This technology has the potential to achieve 34 percent energy savings compared to older systems.
Variable Refrigerant Flow (VRF) systems use refrigerant for both heating and cooling. The refrigerant is conditioned and circulated within the building to multiple output devices - typically fan-coil units.
The refrigerant is delivered to each fan-coil unit via piping, eliminating standard air ducts. While fresh air must still be delivered, the ducts can be much smaller. This saves space floor-floor in multi-story buildings, is much quieter and is a great alternative for older buildings. Mechanical equipment such as air handlers is also eliminated, freeing up valuable additional floor space.
According to the US government’s GSA, Variable Refrigerant Flow is an HVAC technology that can simultaneously heat and cool different spaces in a facility and allow for greater temperature control while conserving energy. [https://www.gsa.gov/portal/content/163491] The system itself is more efficient than standard zone systems, with additional savings due to temperature control for individual spaces.
Potential savings certainly don’t apply in all applications.
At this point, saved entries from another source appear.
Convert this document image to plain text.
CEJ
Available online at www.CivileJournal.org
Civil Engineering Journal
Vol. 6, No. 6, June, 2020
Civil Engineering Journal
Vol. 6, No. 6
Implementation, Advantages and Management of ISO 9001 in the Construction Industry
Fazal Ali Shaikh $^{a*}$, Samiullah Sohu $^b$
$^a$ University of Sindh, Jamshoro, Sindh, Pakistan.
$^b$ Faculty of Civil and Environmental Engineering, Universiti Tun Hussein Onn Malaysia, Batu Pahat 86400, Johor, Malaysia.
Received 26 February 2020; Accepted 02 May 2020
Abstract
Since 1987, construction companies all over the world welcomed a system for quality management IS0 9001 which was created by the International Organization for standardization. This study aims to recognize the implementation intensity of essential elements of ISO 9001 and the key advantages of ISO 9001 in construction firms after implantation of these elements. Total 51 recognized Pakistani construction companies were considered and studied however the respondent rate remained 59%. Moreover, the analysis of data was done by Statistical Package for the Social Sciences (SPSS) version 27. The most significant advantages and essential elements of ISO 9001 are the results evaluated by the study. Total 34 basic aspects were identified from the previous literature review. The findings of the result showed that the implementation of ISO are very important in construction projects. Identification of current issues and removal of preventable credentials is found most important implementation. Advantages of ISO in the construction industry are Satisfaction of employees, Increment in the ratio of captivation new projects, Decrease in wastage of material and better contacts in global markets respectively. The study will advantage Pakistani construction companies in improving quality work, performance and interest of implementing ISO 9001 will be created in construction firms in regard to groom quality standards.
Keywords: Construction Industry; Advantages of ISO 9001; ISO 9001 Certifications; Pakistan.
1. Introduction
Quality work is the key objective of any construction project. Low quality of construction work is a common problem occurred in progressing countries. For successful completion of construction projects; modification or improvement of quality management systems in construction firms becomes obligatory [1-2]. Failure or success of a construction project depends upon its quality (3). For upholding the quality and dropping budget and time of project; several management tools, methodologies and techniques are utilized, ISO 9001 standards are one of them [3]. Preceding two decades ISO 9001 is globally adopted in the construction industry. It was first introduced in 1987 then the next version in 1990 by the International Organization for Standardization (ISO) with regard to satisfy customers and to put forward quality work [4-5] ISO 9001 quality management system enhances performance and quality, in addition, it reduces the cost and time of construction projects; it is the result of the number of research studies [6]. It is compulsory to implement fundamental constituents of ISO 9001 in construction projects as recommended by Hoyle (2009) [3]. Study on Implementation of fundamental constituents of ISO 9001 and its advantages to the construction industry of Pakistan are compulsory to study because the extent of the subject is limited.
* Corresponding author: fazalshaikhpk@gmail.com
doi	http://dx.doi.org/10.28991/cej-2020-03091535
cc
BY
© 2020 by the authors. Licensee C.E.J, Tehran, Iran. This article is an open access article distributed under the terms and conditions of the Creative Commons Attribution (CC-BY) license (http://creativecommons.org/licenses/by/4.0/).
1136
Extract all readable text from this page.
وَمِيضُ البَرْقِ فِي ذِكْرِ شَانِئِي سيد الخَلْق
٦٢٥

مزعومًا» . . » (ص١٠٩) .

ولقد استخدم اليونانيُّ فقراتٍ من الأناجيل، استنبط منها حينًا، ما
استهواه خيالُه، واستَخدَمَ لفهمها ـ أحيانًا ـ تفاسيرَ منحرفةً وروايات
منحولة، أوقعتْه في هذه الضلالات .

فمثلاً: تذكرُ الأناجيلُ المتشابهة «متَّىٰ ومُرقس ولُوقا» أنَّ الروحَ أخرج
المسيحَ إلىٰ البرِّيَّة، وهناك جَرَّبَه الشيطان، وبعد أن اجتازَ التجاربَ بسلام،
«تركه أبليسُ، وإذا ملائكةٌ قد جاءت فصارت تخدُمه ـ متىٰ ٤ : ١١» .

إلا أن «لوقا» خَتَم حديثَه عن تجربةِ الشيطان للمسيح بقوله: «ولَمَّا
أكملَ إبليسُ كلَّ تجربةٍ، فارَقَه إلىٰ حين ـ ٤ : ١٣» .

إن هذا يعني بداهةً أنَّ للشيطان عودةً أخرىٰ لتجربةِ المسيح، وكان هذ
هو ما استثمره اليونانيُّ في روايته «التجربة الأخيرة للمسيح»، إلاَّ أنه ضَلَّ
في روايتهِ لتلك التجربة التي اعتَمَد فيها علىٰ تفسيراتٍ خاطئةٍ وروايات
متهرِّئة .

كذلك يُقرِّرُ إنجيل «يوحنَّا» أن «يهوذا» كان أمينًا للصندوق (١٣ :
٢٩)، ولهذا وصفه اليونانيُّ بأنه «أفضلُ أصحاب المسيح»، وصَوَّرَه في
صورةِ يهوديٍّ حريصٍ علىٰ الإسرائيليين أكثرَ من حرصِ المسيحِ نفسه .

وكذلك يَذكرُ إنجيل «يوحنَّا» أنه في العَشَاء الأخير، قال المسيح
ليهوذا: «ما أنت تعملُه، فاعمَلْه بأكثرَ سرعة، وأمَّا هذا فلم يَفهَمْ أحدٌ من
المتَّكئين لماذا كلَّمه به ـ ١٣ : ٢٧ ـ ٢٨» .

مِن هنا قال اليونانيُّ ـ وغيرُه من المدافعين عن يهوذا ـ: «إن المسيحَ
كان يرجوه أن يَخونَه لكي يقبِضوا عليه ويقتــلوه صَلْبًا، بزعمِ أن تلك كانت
However, buildings with the following characteristics are excellent candidates for VRF applications:
• buildings with boiler heat. Typically there are no ducts existing and retrofitting a standard zone system is out of the question.
• older and historical buildings (listed or eligible for listing in the National Register of Historic Places), with limited room to install or change systems and restrictions on building modifications.
• buildings with a significant change of use – office, churches, schools, hospitals and health clinics.
• new building projects that can take advantage of opportunities to reduce floor-to-floor height, or increase usable floor space by removing mechanical equipment from inside the main building areas.
• significant heating requirements – the Midwest and Northeast are good places to look for opportunities in this regard.
• inefficient HVAC systems and high energy costs due to inefficient fan systems and/or leaky or poorly designed or installed ductwork.
• lack of cooling or inadequate cooling capacity (although adding cooling capability or capacity may increase total energy usage despite possible reductions in fan and heating energy usage)
• already identified for HVAC upgrades, replacements, or energy improvements.